If I create an .ini file and add disable_functions="exec,phpinfo, etc..." there, they show up in the Master Values column and are appropriately inaccessible/disabled from scripts.

As @Cold-Egg stated (with reference to the PHP docs), this is somewhat expected behaviour. But, I agree with @meramsey that if it isn't supposed to work, then it shouldnt show up at all.

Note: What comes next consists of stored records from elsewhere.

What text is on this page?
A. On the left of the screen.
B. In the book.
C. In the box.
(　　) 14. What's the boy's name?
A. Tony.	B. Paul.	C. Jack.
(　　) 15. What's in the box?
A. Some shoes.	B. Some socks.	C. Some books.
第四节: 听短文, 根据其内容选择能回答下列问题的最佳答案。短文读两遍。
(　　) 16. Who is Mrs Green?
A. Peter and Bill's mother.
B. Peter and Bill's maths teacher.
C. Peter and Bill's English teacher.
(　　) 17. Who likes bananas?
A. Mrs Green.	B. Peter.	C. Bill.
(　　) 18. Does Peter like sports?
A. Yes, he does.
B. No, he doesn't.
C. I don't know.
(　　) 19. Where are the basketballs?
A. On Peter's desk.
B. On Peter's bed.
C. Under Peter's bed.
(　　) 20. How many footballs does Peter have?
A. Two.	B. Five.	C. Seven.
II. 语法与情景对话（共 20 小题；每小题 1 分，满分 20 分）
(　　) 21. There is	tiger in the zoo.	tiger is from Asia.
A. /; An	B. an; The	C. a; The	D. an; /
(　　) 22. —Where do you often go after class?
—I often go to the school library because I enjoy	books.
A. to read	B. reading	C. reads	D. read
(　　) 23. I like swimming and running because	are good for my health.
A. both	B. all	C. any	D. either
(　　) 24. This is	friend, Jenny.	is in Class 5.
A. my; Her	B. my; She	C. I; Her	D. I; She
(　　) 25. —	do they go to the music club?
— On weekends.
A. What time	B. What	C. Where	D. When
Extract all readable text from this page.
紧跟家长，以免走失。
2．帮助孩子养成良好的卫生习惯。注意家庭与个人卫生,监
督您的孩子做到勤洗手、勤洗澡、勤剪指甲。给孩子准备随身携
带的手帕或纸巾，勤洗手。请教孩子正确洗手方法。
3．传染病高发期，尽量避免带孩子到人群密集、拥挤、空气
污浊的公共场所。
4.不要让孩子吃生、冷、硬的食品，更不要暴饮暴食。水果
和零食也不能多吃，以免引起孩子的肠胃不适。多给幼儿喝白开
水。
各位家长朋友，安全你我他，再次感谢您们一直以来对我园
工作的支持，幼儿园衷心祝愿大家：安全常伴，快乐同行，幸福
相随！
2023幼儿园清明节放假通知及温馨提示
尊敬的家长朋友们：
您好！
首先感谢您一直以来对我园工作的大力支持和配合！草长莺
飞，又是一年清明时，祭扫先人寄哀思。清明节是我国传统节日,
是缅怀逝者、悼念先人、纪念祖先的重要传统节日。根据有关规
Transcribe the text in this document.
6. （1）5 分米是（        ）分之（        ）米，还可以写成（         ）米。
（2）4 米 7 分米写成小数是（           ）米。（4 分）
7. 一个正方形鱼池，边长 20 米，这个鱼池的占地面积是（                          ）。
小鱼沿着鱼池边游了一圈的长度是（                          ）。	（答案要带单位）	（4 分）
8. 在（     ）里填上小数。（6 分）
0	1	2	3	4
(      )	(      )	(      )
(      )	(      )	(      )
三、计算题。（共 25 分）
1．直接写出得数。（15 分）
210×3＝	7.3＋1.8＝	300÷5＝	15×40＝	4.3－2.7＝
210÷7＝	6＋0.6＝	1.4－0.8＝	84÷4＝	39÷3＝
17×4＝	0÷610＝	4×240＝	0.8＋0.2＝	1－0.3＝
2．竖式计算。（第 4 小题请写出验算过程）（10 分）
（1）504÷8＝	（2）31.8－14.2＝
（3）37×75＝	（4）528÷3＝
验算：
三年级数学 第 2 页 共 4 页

Moreover, one wordpress plugin that I am using does the following:

function check_server_disabled_symlink() {
    if ( function_exists( 'ini_get' ) && ini_get( 'disable_functions' ) ) {

        $disabled = explode( ',', ini_get( 'disable_functions' ) );
        $disabled = array_map( 'trim', $disabled );

        if ( ! empty( $disabled ) && in_array( 'symlink', $disabled, true ) ) {
            return true;
        }
    }

    return false;
}

Perhaps it would be better if they just directly checked if function_exists('symlink'), but they aren't and now they are getting tricked into thinking it is disabled (because it is in the local values) when it actually isn't registered at all.